🤖 AI Summary
This study addresses the limited semantic understanding and reasoning capabilities of large language models (LLMs) in Islamic knowledge question answering. We propose a three-stage hybrid retrieval-augmented generation (RAG) framework: (1) initial keyword-based retrieval using BM25; (2) fine-grained semantic matching via dense embedding models; and (3) candidate paragraph re-ranking using a cross-encoder. By synergistically integrating sparse and dense retrieval paradigms, the framework significantly improves semantic matching accuracy and answer generation quality for religious texts. Experimental results on two Islamic knowledge subtasks demonstrate up to a 25% absolute improvement in accuracy over baseline methods.
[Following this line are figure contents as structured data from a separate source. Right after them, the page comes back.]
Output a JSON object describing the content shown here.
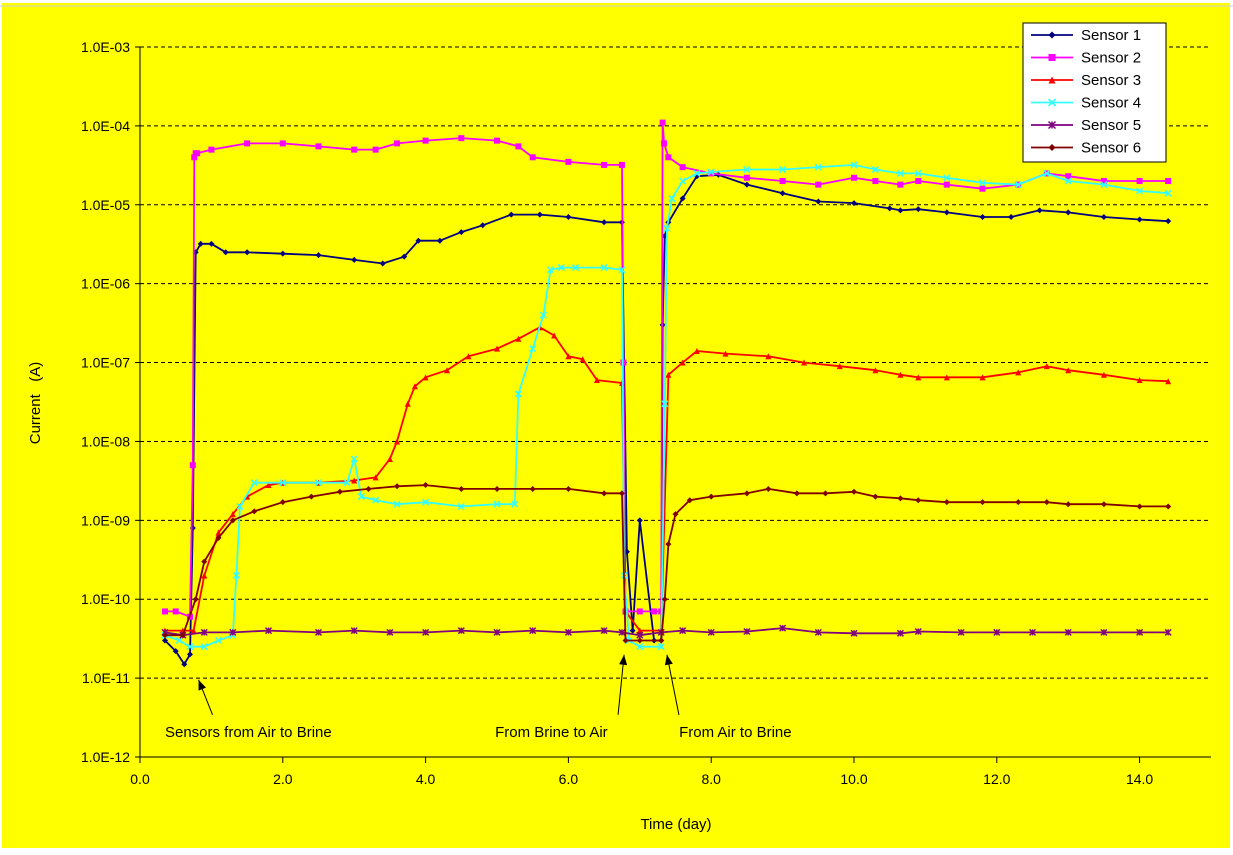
{
  "colors": {
    "background": "#ffff00",
    "frame": "#cfcfcf",
    "axis": "#000000",
    "grid": "#000000"
  },
  "chart_data": {
    "type": "line",
    "xlabel": "Time  (day)",
    "ylabel": "Current   (A)",
    "xlim": [
      0,
      15
    ],
    "ylim": [
      1e-12,
      0.001
    ],
    "y_scale": "log",
    "grid": "horizontal dashed",
    "legend_placement": "top-right",
    "x_ticks": [
      {
        "value": 0,
        "label": "0.0"
      },
      {
        "value": 2,
        "label": "2.0"
      },
      {
        "value": 4,
        "label": "4.0"
      },
      {
        "value": 6,
        "label": "6.0"
      },
      {
        "value": 8,
        "label": "8.0"
      },
      {
        "value": 10,
        "label": "10.0"
      },
      {
        "value": 12,
        "label": "12.0"
      },
      {
        "value": 14,
        "label": "14.0"
      }
    ],
    "y_ticks": [
      {
        "value": 0.001,
        "label": "1.0E-03"
      },
      {
        "value": 0.0001,
        "label": "1.0E-04"
      },
      {
        "value": 1e-05,
        "label": "1.0E-05"
      },
      {
        "value": 1e-06,
        "label": "1.0E-06"
      },
      {
        "value": 1e-07,
        "label": "1.0E-07"
      },
      {
        "value": 1e-08,
        "label": "1.0E-08"
      },
      {
        "value": 1e-09,
        "label": "1.0E-09"
      },
      {
        "value": 1e-10,
        "label": "1.0E-10"
      },
      {
        "value": 1e-11,
        "label": "1.0E-11"
      },
      {
        "value": 1e-12,
        "label": "1.0E-12"
      }
    ],
    "series": [
      {
        "name": "Sensor 1",
        "color": "#000080",
        "marker": "diamond",
        "x": [
          0.35,
          0.5,
          0.62,
          0.7,
          0.74,
          0.78,
          0.85,
          1.0,
          1.2,
          1.5,
          2.0,
          2.5,
          3.0,
          3.4,
          3.7,
          3.9,
          4.2,
          4.5,
          4.8,
          5.2,
          5.6,
          6.0,
          6.5,
          6.75,
          6.78,
          6.82,
          6.9,
          7.0,
          7.2,
          7.3,
          7.32,
          7.35,
          7.4,
          7.6,
          7.8,
          8.1,
          8.5,
          9.0,
          9.5,
          10.0,
          10.5,
          10.65,
          10.9,
          11.3,
          11.8,
          12.2,
          12.6,
          13.0,
          13.5,
          14.0,
          14.4
        ],
        "y": [
          3e-11,
          2.2e-11,
          1.5e-11,
          2e-11,
          8e-10,
          2.5e-06,
          3.2e-06,
          3.2e-06,
          2.5e-06,
          2.5e-06,
          2.4e-06,
          2.3e-06,
          2e-06,
          1.8e-06,
          2.2e-06,
          3.5e-06,
          3.5e-06,
          4.5e-06,
          5.5e-06,
          7.5e-06,
          7.5e-06,
          7e-06,
          6e-06,
          6e-06,
          1e-07,
          4e-10,
          4e-11,
          1e-09,
          3e-11,
          3e-11,
          3e-07,
          4e-06,
          6e-06,
          1.2e-05,
          2.3e-05,
          2.4e-05,
          1.8e-05,
          1.4e-05,
          1.1e-05,
          1.05e-05,
          9e-06,
          8.5e-06,
          8.8e-06,
          8e-06,
          7e-06,
          7e-06,
          8.5e-06,
          8e-06,
          7e-06,
          6.5e-06,
          6.2e-06
        ]
      },
      {
        "name": "Sensor 2",
        "color": "#ff00ff",
        "marker": "square",
        "x": [
          0.35,
          0.5,
          0.7,
          0.74,
          0.76,
          0.78,
          0.8,
          1.0,
          1.5,
          2.0,
          2.5,
          3.0,
          3.3,
          3.6,
          4.0,
          4.5,
          5.0,
          5.3,
          5.5,
          6.0,
          6.5,
          6.75,
          6.77,
          6.8,
          7.0,
          7.2,
          7.3,
          7.32,
          7.34,
          7.4,
          7.6,
          8.0,
          8.5,
          9.0,
          9.5,
          10.0,
          10.3,
          10.65,
          10.9,
          11.3,
          11.8,
          12.3,
          12.7,
          13.0,
          13.5,
          14.0,
          14.4
        ],
        "y": [
          7e-11,
          7e-11,
          6e-11,
          5e-09,
          4e-05,
          4.5e-05,
          4.5e-05,
          5e-05,
          6e-05,
          6e-05,
          5.5e-05,
          5e-05,
          5e-05,
          6e-05,
          6.5e-05,
          7e-05,
          6.5e-05,
          5.5e-05,
          4e-05,
          3.5e-05,
          3.2e-05,
          3.2e-05,
          1e-07,
          7e-11,
          7e-11,
          7e-11,
          7e-11,
          0.00011,
          6e-05,
          4e-05,
          3e-05,
          2.5e-05,
          2.2e-05,
          2e-05,
          1.8e-05,
          2.2e-05,
          2e-05,
          1.8e-05,
          2e-05,
          1.8e-05,
          1.6e-05,
          1.8e-05,
          2.5e-05,
          2.3e-05,
          2e-05,
          2e-05,
          2e-05
        ]
      },
      {
        "name": "Sensor 3",
        "color": "#ff0000",
        "marker": "triangle",
        "x": [
          0.35,
          0.6,
          0.75,
          0.9,
          1.1,
          1.3,
          1.5,
          1.8,
          2.0,
          2.5,
          3.0,
          3.3,
          3.5,
          3.6,
          3.75,
          3.85,
          4.0,
          4.3,
          4.6,
          5.0,
          5.3,
          5.6,
          5.8,
          6.0,
          6.2,
          6.4,
          6.75,
          6.8,
          7.0,
          7.3,
          7.4,
          7.6,
          7.8,
          8.2,
          8.8,
          9.3,
          9.8,
          10.3,
          10.65,
          10.9,
          11.3,
          11.8,
          12.3,
          12.7,
          13.0,
          13.5,
          14.0,
          14.4
        ],
        "y": [
          4e-11,
          4e-11,
          4e-11,
          2e-10,
          7e-10,
          1.2e-09,
          2e-09,
          2.8e-09,
          3e-09,
          3e-09,
          3.2e-09,
          3.5e-09,
          6e-09,
          1e-08,
          3e-08,
          5e-08,
          6.5e-08,
          8e-08,
          1.2e-07,
          1.5e-07,
          2e-07,
          2.8e-07,
          2.2e-07,
          1.2e-07,
          1.1e-07,
          6e-08,
          5.5e-08,
          7e-11,
          4e-11,
          4e-11,
          7e-08,
          1e-07,
          1.4e-07,
          1.3e-07,
          1.2e-07,
          1e-07,
          9e-08,
          8e-08,
          7e-08,
          6.5e-08,
          6.5e-08,
          6.5e-08,
          7.5e-08,
          9e-08,
          8e-08,
          7e-08,
          6e-08,
          5.8e-08
        ]
      },
      {
        "name": "Sensor 4",
        "color": "#33ffff",
        "marker": "cross",
        "x": [
          0.35,
          0.55,
          0.7,
          0.9,
          1.1,
          1.3,
          1.35,
          1.4,
          1.6,
          2.0,
          2.5,
          2.9,
          3.0,
          3.1,
          3.3,
          3.6,
          4.0,
          4.5,
          5.0,
          5.25,
          5.3,
          5.5,
          5.65,
          5.75,
          5.9,
          6.1,
          6.5,
          6.75,
          6.78,
          6.85,
          7.0,
          7.3,
          7.35,
          7.38,
          7.45,
          7.6,
          7.8,
          8.0,
          8.5,
          9.0,
          9.5,
          10.0,
          10.3,
          10.65,
          10.9,
          11.3,
          11.8,
          12.3,
          12.7,
          13.0,
          13.5,
          14.0,
          14.4
        ],
        "y": [
          3.5e-11,
          3e-11,
          2.5e-11,
          2.5e-11,
          3e-11,
          3.5e-11,
          2e-10,
          1.5e-09,
          3e-09,
          3e-09,
          3e-09,
          3e-09,
          6e-09,
          2e-09,
          1.8e-09,
          1.6e-09,
          1.7e-09,
          1.5e-09,
          1.6e-09,
          1.6e-09,
          4e-08,
          1.5e-07,
          4e-07,
          1.5e-06,
          1.6e-06,
          1.6e-06,
          1.6e-06,
          1.5e-06,
          2e-10,
          3e-11,
          2.5e-11,
          2.5e-11,
          3e-08,
          5e-06,
          1.2e-05,
          2e-05,
          2.5e-05,
          2.6e-05,
          2.8e-05,
          2.8e-05,
          3e-05,
          3.2e-05,
          2.8e-05,
          2.5e-05,
          2.5e-05,
          2.2e-05,
          1.9e-05,
          1.8e-05,
          2.5e-05,
          2e-05,
          1.8e-05,
          1.5e-05,
          1.4e-05
        ]
      },
      {
        "name": "Sensor 5",
        "color": "#800080",
        "marker": "star",
        "x": [
          0.35,
          0.6,
          0.9,
          1.3,
          1.8,
          2.5,
          3.0,
          3.5,
          4.0,
          4.5,
          5.0,
          5.5,
          6.0,
          6.5,
          6.75,
          7.0,
          7.3,
          7.6,
          8.0,
          8.5,
          9.0,
          9.5,
          10.0,
          10.65,
          10.9,
          11.5,
          12.0,
          12.5,
          13.0,
          13.5,
          14.0,
          14.4
        ],
        "y": [
          3.8e-11,
          3.5e-11,
          3.8e-11,
          3.8e-11,
          4e-11,
          3.8e-11,
          4e-11,
          3.8e-11,
          3.8e-11,
          4e-11,
          3.8e-11,
          4e-11,
          3.8e-11,
          4e-11,
          3.8e-11,
          3.5e-11,
          3.8e-11,
          4e-11,
          3.8e-11,
          3.9e-11,
          4.3e-11,
          3.8e-11,
          3.7e-11,
          3.7e-11,
          3.9e-11,
          3.8e-11,
          3.8e-11,
          3.8e-11,
          3.8e-11,
          3.8e-11,
          3.8e-11,
          3.8e-11
        ]
      },
      {
        "name": "Sensor 6",
        "color": "#800000",
        "marker": "diamond",
        "x": [
          0.35,
          0.6,
          0.78,
          0.9,
          1.1,
          1.3,
          1.6,
          2.0,
          2.4,
          2.8,
          3.2,
          3.6,
          4.0,
          4.5,
          5.0,
          5.5,
          6.0,
          6.5,
          6.75,
          6.8,
          7.0,
          7.3,
          7.35,
          7.4,
          7.5,
          7.7,
          8.0,
          8.5,
          8.8,
          9.2,
          9.6,
          10.0,
          10.3,
          10.65,
          10.9,
          11.3,
          11.8,
          12.3,
          12.7,
          13.0,
          13.5,
          14.0,
          14.4
        ],
        "y": [
          3.5e-11,
          3.5e-11,
          1e-10,
          3e-10,
          6e-10,
          1e-09,
          1.3e-09,
          1.7e-09,
          2e-09,
          2.3e-09,
          2.5e-09,
          2.7e-09,
          2.8e-09,
          2.5e-09,
          2.5e-09,
          2.5e-09,
          2.5e-09,
          2.2e-09,
          2.2e-09,
          3e-11,
          3e-11,
          3e-11,
          1e-10,
          5e-10,
          1.2e-09,
          1.8e-09,
          2e-09,
          2.2e-09,
          2.5e-09,
          2.2e-09,
          2.2e-09,
          2.3e-09,
          2e-09,
          1.9e-09,
          1.8e-09,
          1.7e-09,
          1.7e-09,
          1.7e-09,
          1.7e-09,
          1.6e-09,
          1.6e-09,
          1.5e-09,
          1.5e-09
        ]
      }
    ],
    "annotations": [
      {
        "text": "Sensors from Air to Brine",
        "target_x": 0.82,
        "target_y": 1.2e-11,
        "text_x": 0.35,
        "text_y": 1.8e-12,
        "anchor": "start"
      },
      {
        "text": "From Brine to Air",
        "target_x": 6.78,
        "target_y": 2.5e-11,
        "text_x": 6.55,
        "text_y": 1.8e-12,
        "anchor": "end"
      },
      {
        "text": "From Air to Brine",
        "target_x": 7.38,
        "target_y": 2.5e-11,
        "text_x": 7.55,
        "text_y": 1.8e-12,
        "anchor": "start"
      }
    ]
  }
}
Specifically, the Fanar model achieves 45% accuracy on Subtask 1 and 80% on Subtask 2, validating the framework’s effectiveness and generalizability for domain-specific knowledge QA.
📝 Abstract
This paper presents our submission to the QIAS 2025 shared task on Islamic knowledge understanding and reasoning. We developed a hybrid retrieval-augmented generation (RAG) system that combines sparse and dense retrieval methods with cross-encoder reranking to improve large language model (LLM) performance. Our three-stage pipeline incorporates BM25 for initial retrieval, a dense embedding retrieval model for semantic matching, and cross-encoder reranking for precise content retrieval. We evaluate our approach on both subtasks using two LLMs, Fanar and Mistral, demonstrating that the proposed RAG pipeline enhances performance across both, with accuracy improvements up to 25%, depending on the task and model configuration. Our best configuration is achieved with Fanar, yielding accuracy scores of 45% in Subtask 1 and 80% in Subtask 2.